Cada mañana sigo la misma rutina, tan meticulosa que parece que la llevara programada en los genes. Subo la persiana del restaurante despejando así el amplio ventanal que otorga al sitio una vista privilegiada del parque de Las Delicias.
Y allí está él. Con varias décadas a la espalda, su raída chaqueta de pana marrón y una gorra de las de antes, de las que usaban los habitantes de eso que llaman ahora la “España vaciada”. Sus ojos son el reflejo de un ser obnubilado que solo alcanza a emitir un grito que nadie hasta ahora ha logrado descifrar. Comienza con un susurro inapreciable, que aumenta poco a poco la frecuencia para terminar en un grito atroz que dura a penas segundos. Justo después, silencio. Hay quien dice que trata de decirme algo.
La ceremonia se repite cada día en el momento preciso en el que subo la persiana. Con ello han surgido infinitas elucubraciones de entre mis compañeros sobre el motivo por el que el ánimo del viejo se ve perturbado al observar mi mecánico gesto.
“De seguro es un trauma, un accidente en circunstancias similares…”
“Será que le recuerdas a alguien que le hizo daño en el pasado…”
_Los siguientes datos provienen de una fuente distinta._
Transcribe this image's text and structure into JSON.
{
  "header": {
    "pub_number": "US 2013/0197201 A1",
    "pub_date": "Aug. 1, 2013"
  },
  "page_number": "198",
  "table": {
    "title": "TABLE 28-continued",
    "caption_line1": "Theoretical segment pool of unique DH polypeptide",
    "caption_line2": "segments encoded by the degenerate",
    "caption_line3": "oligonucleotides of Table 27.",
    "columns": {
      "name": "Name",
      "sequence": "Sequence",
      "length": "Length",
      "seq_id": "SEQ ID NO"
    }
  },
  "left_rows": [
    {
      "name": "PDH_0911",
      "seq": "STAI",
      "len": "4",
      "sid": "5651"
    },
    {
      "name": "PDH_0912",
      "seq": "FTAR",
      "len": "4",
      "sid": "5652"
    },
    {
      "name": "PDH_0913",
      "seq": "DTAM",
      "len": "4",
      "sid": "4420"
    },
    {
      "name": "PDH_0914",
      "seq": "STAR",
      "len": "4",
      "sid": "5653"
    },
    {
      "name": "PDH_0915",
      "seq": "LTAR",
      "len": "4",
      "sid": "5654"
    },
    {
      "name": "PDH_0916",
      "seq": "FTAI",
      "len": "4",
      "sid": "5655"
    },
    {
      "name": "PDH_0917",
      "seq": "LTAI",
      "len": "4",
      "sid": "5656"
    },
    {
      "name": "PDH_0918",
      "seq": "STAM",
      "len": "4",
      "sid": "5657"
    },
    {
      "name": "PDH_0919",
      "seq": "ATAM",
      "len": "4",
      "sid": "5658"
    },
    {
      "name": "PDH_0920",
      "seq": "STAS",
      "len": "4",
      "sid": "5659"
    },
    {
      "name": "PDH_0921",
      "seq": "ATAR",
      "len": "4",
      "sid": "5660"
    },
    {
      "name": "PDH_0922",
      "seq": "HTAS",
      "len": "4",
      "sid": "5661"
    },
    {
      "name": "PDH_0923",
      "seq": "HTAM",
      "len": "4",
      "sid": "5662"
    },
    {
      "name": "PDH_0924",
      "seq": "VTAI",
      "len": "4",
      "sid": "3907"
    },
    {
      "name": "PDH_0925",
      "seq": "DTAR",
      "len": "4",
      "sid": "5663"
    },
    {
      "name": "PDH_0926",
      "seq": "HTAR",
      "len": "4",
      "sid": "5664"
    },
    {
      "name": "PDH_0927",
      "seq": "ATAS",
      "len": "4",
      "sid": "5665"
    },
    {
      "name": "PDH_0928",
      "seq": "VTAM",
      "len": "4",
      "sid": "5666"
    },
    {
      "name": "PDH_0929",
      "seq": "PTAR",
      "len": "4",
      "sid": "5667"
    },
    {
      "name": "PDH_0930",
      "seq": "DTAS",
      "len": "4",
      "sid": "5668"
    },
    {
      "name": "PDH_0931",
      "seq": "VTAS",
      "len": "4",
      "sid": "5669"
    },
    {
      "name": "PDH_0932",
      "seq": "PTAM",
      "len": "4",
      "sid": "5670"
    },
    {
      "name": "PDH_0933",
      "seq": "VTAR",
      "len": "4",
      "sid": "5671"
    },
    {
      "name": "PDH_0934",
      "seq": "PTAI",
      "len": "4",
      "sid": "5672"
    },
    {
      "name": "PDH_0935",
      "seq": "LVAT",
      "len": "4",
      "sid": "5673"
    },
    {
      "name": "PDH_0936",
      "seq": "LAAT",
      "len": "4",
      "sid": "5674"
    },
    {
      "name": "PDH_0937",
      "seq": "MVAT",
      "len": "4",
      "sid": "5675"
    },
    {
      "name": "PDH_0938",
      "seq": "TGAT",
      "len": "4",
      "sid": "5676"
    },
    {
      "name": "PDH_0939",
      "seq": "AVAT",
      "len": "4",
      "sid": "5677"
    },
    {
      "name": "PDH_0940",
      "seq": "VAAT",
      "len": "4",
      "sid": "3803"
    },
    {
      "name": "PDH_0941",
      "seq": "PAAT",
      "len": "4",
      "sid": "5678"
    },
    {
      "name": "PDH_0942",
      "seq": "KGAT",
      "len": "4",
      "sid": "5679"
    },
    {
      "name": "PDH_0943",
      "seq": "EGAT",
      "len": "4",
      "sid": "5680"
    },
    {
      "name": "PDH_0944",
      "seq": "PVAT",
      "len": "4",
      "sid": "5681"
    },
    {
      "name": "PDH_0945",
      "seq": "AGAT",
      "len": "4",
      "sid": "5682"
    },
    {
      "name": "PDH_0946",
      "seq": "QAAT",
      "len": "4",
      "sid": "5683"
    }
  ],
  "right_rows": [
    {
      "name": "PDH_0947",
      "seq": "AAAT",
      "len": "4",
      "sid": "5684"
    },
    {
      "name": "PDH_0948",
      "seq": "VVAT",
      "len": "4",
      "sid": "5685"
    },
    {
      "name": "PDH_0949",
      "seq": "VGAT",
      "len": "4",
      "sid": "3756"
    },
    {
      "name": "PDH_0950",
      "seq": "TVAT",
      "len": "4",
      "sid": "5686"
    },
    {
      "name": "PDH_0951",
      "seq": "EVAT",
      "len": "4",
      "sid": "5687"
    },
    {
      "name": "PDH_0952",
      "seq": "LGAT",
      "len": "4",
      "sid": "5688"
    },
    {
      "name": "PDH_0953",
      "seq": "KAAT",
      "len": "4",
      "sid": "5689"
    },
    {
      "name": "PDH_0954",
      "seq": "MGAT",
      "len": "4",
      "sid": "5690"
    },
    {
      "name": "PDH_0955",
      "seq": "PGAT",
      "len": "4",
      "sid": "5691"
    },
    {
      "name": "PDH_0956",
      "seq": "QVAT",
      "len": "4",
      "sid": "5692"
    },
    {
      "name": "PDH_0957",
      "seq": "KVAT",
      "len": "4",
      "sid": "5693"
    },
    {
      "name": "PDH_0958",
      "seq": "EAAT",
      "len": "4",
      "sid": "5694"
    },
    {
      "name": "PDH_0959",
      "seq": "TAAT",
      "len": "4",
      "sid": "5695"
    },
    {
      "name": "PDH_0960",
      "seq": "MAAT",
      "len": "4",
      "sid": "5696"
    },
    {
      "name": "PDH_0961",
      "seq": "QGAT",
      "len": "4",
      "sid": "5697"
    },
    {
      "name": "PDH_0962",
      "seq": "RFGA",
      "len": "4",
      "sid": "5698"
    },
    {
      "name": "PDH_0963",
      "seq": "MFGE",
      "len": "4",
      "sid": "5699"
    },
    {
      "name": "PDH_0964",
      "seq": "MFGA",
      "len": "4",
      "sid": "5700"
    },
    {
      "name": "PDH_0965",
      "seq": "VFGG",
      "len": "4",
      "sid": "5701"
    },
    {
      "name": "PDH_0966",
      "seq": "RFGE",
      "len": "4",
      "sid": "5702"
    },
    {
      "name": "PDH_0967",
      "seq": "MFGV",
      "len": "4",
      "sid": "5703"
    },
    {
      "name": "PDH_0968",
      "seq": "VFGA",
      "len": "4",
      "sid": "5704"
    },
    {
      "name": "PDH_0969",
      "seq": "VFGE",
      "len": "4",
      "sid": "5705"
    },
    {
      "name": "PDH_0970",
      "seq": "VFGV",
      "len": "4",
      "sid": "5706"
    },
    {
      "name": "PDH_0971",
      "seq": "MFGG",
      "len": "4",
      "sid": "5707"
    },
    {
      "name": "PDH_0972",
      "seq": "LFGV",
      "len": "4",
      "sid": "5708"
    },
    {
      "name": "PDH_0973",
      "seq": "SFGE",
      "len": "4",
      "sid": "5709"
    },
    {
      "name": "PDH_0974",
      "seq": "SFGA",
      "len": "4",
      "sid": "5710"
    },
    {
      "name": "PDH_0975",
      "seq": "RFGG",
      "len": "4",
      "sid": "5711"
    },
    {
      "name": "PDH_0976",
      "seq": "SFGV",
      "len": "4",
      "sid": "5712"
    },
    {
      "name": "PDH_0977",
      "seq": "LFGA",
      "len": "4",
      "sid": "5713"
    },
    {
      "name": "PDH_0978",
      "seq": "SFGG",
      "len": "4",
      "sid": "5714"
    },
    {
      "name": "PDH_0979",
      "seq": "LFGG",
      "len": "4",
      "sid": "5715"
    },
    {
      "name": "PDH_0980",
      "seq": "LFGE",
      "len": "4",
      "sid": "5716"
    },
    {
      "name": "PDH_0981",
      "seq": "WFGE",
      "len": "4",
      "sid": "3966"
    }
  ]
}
Vagas teorías que no podemos corroborar. Siempre llega y se va solo, ni un nieto o hija vecino o conocido, ha venido nunca a traerlo o llevarlo. Nadie se sienta junto a él. Hay otros ancianos en el parque pero por alguna especie de código que solo ellos conocen y que dudo que hayan verbalizado, este banco, es su banco.
No podría asegurar que lo haya visto moverse. De hecho ya casi se difumina en mi retina como un elemento más del paisaje. Y no habla, eso lo sé. Ese sonido gutural y sordo es lo único que emana de su garganta.
Hoy como cada día desde hace meses, repito el episodio. Y segundos después de que el ventanal se revele ante sus ojos, emerge ese sonido que a alguien ajeno debe ponerle los pelos de punta. No sè porqué motivo, resuena distinto en mis oídos.
Germán, el chico del turno de tarde, se encuentra en la cama con una gripe de caballo por lo que tengo que volver al restaurante sobre las siete.
Es martes y el fin de semana queda lejos. Para las once estoy bajando la persiana y por un momento, me viene a la memoria mi extraño amigo y me brota una leve sonrisa.
Al levantarme veo una furgoneta de cristales tintados que bloquea la puerta y alguien desde el interior me pregunta si está cerrado. Observo mi reflejo en la ventanilla y un escalofrío me recorre la nuca. Tras de mí, el espectro desdibujado del anciano me susurra: Intenté advertirte, lo siento.
Tras un dolor agudo en el abdomen cobro conciencia de lo que ocurre. El tipo del vehículo me ha apuñalado y quitado las llaves del local.
Abro los ojos. Estoy sentado en el banco con mi amigo. Nadie nos ve.